To get an idea about forecast accuracy, I move the date in the Forecast Start box back to March 31, 2015. This way, I can match some of the forecasts with data.
The Seasonality area shows 2 in the grayed-out box next to Set Manually. This means that FORECAST.ETS.SEASONALITY
has detected a pattern that repeats every two quarters. As the FarDrate CEO, though, I believe that the pattern repeats every four quarters, so I select the Set Manually radio button and change the 2 to 4. The chart in the dialog box changes immediately to show way more accurate forecasts and narrower 95% confidence limits.
I select the check box next to Include Forecast Statistics. I have the option of changing confidence intervals and some other things, but what I’ve done is sufficient.
Click Create.
This opens the created Forecast Worksheet, shown in Figure 16-9.
Along with the chart, the Forecast Worksheet shows the forecast values in Column C (calculated by FORECAST.ETS
), and the confidence limits in Columns D and E (calculated by FORECAST.ETS.CONFINT
).
The Forecast Worksheet also provides the Forecast Statistics in Columns G and H (courtesy of FORECAST.ETS.STAT
), rows 1-8, as Figure 16-10 shows.
Alpha, Beta, and Gamma are the values I refer to in the sidebar. The other four are measures of how well the forecasts fit the data. The first two are a bit involved, so I’ll let them slide.

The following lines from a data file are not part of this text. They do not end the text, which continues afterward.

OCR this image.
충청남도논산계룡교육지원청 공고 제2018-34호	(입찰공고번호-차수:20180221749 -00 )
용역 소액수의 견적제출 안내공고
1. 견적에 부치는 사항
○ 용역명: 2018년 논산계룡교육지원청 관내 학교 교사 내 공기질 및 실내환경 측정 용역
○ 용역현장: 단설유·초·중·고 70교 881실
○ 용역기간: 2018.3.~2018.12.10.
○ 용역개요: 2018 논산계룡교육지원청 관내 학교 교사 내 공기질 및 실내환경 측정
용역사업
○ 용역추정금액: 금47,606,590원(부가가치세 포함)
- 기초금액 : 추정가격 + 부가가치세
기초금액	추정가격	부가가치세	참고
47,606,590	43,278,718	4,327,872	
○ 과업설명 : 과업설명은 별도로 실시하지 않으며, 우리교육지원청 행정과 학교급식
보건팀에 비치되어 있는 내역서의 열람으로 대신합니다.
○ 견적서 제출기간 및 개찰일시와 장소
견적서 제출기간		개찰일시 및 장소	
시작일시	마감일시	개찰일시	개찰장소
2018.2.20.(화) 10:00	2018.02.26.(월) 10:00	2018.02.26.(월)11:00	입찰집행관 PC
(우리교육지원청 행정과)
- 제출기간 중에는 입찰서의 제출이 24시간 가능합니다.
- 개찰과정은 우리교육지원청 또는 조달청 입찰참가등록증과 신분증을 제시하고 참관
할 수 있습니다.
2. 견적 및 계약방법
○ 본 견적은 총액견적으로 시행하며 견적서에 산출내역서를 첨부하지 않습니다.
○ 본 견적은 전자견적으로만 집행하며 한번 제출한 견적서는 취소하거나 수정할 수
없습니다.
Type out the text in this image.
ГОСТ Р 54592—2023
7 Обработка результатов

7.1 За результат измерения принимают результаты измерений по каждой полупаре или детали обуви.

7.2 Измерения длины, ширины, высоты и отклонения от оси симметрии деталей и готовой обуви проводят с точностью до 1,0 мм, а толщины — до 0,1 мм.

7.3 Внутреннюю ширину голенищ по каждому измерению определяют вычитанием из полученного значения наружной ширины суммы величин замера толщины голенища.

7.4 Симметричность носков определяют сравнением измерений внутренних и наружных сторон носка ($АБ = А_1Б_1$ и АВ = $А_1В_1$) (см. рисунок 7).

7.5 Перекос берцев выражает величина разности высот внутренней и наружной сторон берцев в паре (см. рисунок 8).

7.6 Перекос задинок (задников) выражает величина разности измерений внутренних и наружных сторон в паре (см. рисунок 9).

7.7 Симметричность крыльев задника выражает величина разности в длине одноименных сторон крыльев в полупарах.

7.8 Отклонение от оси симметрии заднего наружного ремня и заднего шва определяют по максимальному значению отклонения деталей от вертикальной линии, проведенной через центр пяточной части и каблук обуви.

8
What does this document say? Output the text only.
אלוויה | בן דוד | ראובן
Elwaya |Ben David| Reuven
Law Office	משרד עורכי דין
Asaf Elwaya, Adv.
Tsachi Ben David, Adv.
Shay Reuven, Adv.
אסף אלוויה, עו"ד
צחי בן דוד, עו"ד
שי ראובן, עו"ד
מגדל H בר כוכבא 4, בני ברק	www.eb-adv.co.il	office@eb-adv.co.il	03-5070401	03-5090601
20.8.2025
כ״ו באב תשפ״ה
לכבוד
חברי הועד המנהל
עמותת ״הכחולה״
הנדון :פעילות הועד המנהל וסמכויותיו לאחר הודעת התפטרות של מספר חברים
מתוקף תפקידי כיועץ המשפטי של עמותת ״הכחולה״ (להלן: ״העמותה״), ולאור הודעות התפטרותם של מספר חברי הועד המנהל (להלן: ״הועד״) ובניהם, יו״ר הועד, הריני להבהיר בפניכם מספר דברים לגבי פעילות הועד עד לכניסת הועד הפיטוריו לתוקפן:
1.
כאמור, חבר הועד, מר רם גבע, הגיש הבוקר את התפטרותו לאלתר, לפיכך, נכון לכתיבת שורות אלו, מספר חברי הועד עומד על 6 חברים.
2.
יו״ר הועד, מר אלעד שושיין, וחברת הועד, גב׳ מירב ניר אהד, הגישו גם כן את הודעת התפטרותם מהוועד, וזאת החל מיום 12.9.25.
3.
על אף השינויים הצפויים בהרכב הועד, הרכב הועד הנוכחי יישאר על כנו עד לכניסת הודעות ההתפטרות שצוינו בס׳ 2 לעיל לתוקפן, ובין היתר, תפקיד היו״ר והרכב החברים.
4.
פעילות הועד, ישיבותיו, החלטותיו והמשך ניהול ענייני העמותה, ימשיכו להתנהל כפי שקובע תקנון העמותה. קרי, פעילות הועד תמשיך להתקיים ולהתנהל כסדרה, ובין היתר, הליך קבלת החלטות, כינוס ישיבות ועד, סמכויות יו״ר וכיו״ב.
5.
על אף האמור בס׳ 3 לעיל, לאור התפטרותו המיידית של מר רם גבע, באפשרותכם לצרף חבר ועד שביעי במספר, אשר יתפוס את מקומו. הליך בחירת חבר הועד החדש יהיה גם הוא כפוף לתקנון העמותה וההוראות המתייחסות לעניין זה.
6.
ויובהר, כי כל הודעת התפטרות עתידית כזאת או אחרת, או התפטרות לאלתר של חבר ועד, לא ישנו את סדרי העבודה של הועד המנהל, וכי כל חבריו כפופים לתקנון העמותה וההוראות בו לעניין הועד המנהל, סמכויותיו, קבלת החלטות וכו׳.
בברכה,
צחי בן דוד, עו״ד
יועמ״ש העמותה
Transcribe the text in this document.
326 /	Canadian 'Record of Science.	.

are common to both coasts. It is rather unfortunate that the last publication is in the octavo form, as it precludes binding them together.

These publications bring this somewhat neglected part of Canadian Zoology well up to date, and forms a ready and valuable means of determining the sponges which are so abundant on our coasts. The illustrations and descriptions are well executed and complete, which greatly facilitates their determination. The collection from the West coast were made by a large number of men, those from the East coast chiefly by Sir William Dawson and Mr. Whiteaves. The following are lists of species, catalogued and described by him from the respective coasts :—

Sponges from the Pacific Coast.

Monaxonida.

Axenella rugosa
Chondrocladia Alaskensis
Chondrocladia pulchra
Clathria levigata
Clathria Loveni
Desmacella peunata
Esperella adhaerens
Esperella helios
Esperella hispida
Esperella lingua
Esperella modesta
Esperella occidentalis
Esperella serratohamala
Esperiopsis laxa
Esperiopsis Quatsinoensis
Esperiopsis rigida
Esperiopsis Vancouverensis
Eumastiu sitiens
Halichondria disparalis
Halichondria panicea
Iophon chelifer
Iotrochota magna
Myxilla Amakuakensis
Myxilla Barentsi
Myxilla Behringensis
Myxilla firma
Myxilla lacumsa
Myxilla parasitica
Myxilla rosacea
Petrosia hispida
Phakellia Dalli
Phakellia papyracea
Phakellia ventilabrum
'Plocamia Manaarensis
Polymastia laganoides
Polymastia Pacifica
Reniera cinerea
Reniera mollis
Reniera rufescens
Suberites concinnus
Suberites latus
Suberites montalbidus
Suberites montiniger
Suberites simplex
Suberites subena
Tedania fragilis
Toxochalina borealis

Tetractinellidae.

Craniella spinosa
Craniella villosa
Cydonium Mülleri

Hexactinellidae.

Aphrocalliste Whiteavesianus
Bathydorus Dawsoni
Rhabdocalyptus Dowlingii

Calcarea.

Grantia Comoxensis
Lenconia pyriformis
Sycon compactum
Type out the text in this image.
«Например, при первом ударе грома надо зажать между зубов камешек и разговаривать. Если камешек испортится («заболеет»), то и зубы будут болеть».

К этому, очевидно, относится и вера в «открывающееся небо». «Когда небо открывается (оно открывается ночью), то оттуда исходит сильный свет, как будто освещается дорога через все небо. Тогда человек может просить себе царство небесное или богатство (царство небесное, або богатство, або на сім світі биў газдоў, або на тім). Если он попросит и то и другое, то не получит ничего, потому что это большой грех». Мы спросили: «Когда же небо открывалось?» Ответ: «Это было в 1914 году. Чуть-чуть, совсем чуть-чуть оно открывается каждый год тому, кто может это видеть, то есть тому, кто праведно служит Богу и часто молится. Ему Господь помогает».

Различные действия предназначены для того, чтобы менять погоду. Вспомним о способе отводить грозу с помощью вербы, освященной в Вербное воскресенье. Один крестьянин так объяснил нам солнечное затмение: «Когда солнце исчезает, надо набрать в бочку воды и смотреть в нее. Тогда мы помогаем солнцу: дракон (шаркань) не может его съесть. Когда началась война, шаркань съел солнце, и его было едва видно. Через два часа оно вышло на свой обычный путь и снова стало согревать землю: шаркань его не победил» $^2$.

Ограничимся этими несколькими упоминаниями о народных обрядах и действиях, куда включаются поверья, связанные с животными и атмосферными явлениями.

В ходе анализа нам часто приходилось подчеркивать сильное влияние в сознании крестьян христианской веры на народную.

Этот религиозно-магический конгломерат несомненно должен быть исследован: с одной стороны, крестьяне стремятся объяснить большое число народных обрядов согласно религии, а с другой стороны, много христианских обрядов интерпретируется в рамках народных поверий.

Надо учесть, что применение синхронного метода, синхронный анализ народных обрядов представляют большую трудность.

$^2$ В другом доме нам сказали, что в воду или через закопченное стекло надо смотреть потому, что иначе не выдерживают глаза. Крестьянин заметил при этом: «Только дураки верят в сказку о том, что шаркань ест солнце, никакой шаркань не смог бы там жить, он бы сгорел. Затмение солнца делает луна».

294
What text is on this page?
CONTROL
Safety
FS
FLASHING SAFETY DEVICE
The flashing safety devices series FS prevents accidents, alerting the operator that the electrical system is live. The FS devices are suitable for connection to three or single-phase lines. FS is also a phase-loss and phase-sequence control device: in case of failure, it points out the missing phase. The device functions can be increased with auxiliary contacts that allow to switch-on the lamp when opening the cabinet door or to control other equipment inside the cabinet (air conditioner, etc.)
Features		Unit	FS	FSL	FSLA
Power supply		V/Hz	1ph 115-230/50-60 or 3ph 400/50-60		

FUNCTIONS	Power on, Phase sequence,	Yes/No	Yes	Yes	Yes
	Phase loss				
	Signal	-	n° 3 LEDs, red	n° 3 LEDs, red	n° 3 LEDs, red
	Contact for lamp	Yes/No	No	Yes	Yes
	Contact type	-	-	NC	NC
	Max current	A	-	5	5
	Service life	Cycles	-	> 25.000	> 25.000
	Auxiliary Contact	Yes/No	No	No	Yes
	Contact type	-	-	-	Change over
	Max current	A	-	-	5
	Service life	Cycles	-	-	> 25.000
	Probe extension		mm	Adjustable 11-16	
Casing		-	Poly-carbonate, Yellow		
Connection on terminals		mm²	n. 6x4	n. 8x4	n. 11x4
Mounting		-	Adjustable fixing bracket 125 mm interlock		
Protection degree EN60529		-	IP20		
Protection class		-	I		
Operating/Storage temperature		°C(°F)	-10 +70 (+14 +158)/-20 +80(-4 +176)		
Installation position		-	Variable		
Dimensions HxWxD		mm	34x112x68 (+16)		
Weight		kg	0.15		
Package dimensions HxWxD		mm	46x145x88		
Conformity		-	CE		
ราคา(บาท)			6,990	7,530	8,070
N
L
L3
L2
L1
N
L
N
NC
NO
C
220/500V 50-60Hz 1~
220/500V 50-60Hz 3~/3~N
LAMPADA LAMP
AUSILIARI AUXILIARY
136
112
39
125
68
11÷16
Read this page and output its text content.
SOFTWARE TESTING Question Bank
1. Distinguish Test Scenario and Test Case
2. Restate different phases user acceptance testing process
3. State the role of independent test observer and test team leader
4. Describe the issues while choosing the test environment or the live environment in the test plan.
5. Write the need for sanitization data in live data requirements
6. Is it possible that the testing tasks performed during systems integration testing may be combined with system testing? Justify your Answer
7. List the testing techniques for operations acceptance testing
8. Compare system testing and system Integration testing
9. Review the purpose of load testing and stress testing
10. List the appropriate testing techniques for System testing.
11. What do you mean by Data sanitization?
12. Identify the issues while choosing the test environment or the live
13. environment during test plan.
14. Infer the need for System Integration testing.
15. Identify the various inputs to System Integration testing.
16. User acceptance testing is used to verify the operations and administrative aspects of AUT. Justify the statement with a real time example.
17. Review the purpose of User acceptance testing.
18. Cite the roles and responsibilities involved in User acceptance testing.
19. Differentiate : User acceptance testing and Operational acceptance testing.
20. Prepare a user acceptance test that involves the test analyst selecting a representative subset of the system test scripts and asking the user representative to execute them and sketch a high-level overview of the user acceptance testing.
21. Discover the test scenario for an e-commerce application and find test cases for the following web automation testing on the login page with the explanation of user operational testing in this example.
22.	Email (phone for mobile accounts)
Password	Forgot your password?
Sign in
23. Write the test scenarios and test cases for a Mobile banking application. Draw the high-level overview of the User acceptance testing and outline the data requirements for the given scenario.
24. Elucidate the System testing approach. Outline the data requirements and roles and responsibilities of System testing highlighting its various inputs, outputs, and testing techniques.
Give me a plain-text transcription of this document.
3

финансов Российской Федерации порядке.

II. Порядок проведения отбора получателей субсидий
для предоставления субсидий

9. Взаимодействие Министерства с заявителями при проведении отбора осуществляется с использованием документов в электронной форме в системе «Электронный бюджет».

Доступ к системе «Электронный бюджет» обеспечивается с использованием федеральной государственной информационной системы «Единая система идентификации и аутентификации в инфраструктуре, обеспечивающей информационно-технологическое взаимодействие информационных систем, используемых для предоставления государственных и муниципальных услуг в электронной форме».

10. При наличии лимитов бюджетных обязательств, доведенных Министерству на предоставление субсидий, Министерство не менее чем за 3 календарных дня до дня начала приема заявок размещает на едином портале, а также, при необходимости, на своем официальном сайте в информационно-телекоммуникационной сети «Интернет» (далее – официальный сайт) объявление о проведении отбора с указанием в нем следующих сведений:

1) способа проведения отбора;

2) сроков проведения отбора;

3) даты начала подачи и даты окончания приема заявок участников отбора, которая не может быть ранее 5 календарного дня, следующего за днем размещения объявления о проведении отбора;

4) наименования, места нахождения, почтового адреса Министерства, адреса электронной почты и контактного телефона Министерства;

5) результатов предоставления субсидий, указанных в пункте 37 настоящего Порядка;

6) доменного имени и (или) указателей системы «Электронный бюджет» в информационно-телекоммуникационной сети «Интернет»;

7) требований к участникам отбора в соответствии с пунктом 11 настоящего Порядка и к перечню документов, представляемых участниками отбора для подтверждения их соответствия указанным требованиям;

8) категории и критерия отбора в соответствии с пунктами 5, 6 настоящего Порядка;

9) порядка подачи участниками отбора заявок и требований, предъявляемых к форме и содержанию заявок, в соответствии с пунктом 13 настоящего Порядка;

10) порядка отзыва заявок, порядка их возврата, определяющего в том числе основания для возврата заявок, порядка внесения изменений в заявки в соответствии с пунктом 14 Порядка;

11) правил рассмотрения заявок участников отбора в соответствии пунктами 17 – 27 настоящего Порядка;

The third one, MAE, is the mean absolute error — the average of the absolute value of the differences between data and forecasts. The last one, RMSE, is root mean squared error, which is the average of the squared deviations of the data from the forecasts. You can think of the standard error of estimate in regression (refer to Chapter 14) as a root mean square error adjusted for degrees of freedom.